Gahan began to repeat the words of the hymn “Abide with me”, and Edith joined in softly

“Swift to its close ebbs out life’s little day
Earth’s joys grow dim, it’s glories pass away
Change and decay in all around I see
O thou who changest not, abide with me.
I fear no foe, with thee at hand to bless
Ills have no weight, no tears no bitterness
Where is death’s sting? Where grave thy victory?
I triumph still,”

Finally Reverend Gahan said, “Perhaps I better go, you will want rest.”

She replied with a dry British wit, “Yes, I have to be up at five.”

The next morning, she was led from her cell. The guards bowed as she passed. She and another of the condemned were taken to the national shooting range at the edge of the city.

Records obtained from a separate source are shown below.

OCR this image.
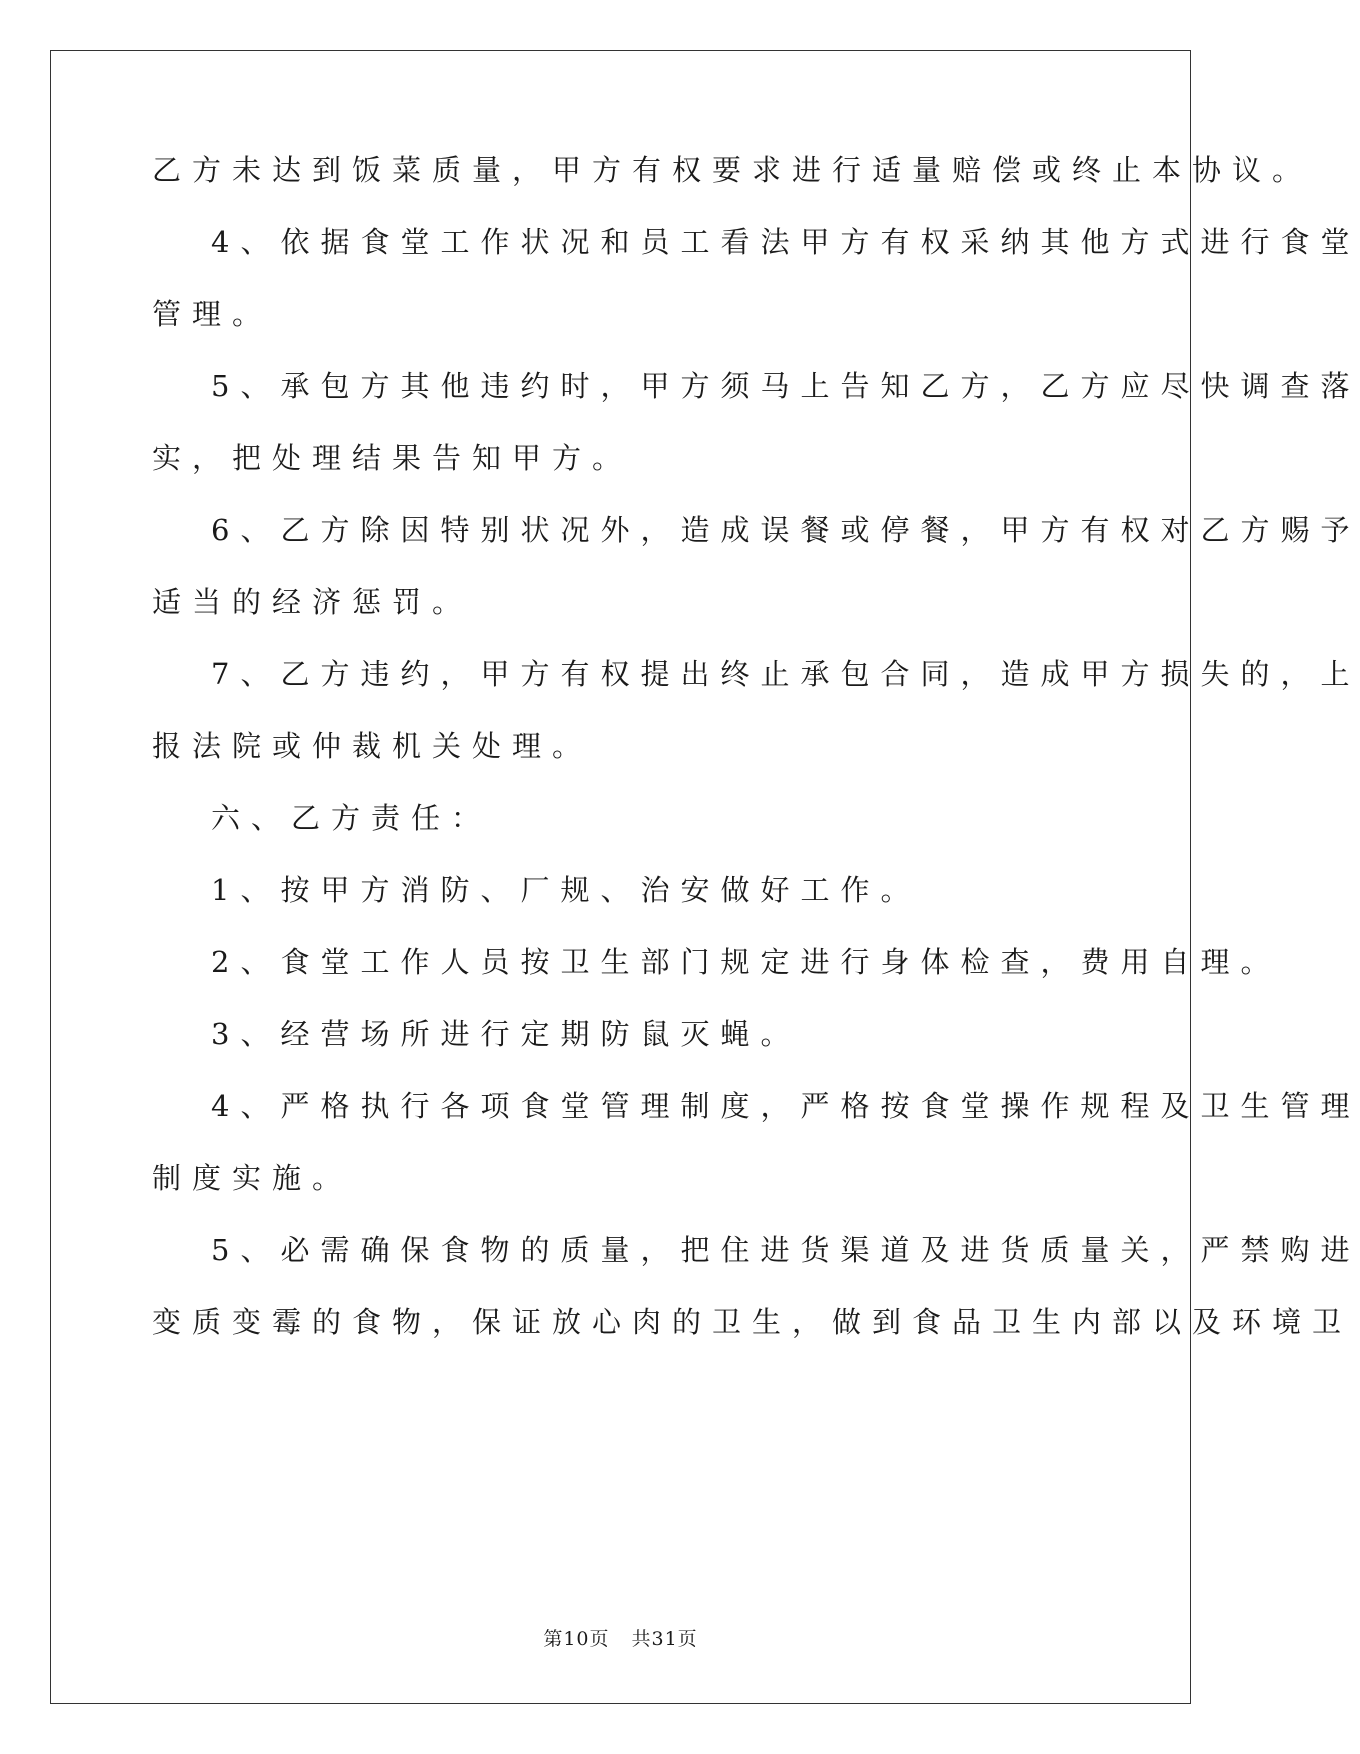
乙方未达到饭菜质量，甲方有权要求进行适量赔偿或终止本协议。
4、依据食堂工作状况和员工看法甲方有权采纳其他方式进行食堂
管理。
5、承包方其他违约时，甲方须马上告知乙方，乙方应尽快调查落
实，把处理结果告知甲方。
6、乙方除因特别状况外，造成误餐或停餐，甲方有权对乙方赐予
适当的经济惩罚。
7、乙方违约，甲方有权提出终止承包合同，造成甲方损失的，上
报法院或仲裁机关处理。
六、乙方责任：
1、按甲方消防、厂规、治安做好工作。
2、食堂工作人员按卫生部门规定进行身体检查，费用自理。
3、经营场所进行定期防鼠灭蝇。
4、严格执行各项食堂管理制度，严格按食堂操作规程及卫生管理
制度实施。
5、必需确保食物的质量，把住进货渠道及进货质量关，严禁购进
变质变霉的食物，保证放心肉的卫生，做到食品卫生内部以及环境卫
第10页 共31页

Some of the myths of the execution are that Edith swooned, and that the German officer in charge stood over her with a pistol and shot her in cold blood. Another myth is that one of the soldiers in the firing squad was so horrified at the injustice that he threw down his rifle, and as a consequence was also executed. Both do Edith an injustice.

According to witnesses, as the prison chaplain escorted her to the execution post, her steps did not falter. Here gaze remained firm. The chaplain spoke of the grace of God, Edith asked him to remind Reverend Gahan to reassure her mother that her soul was safe.

A soldier bound her to the post. As he began to put the blindfold in place, he saw her eyes begin to well with tears.
The command was given. The shots rang out. Death was immediate. And she was gone.

Ultimately, it is up to us to interpret the narrative of Edith Cavell’s life:

The story of a violent death at the hands of an occupation army,

or the story of a life of compassion – and grace.



2 Comments

  1. Linda Wray says:

    I vividly remember reading a “Signature Series” biography of Edith Cavell as a grade schooler and finding it thrilling!

    1. Ted Teppo says:

      That’s so neat that you have that memory and that both the book and subject are still fresh in your mind. Something tells me you are a lifelong reader.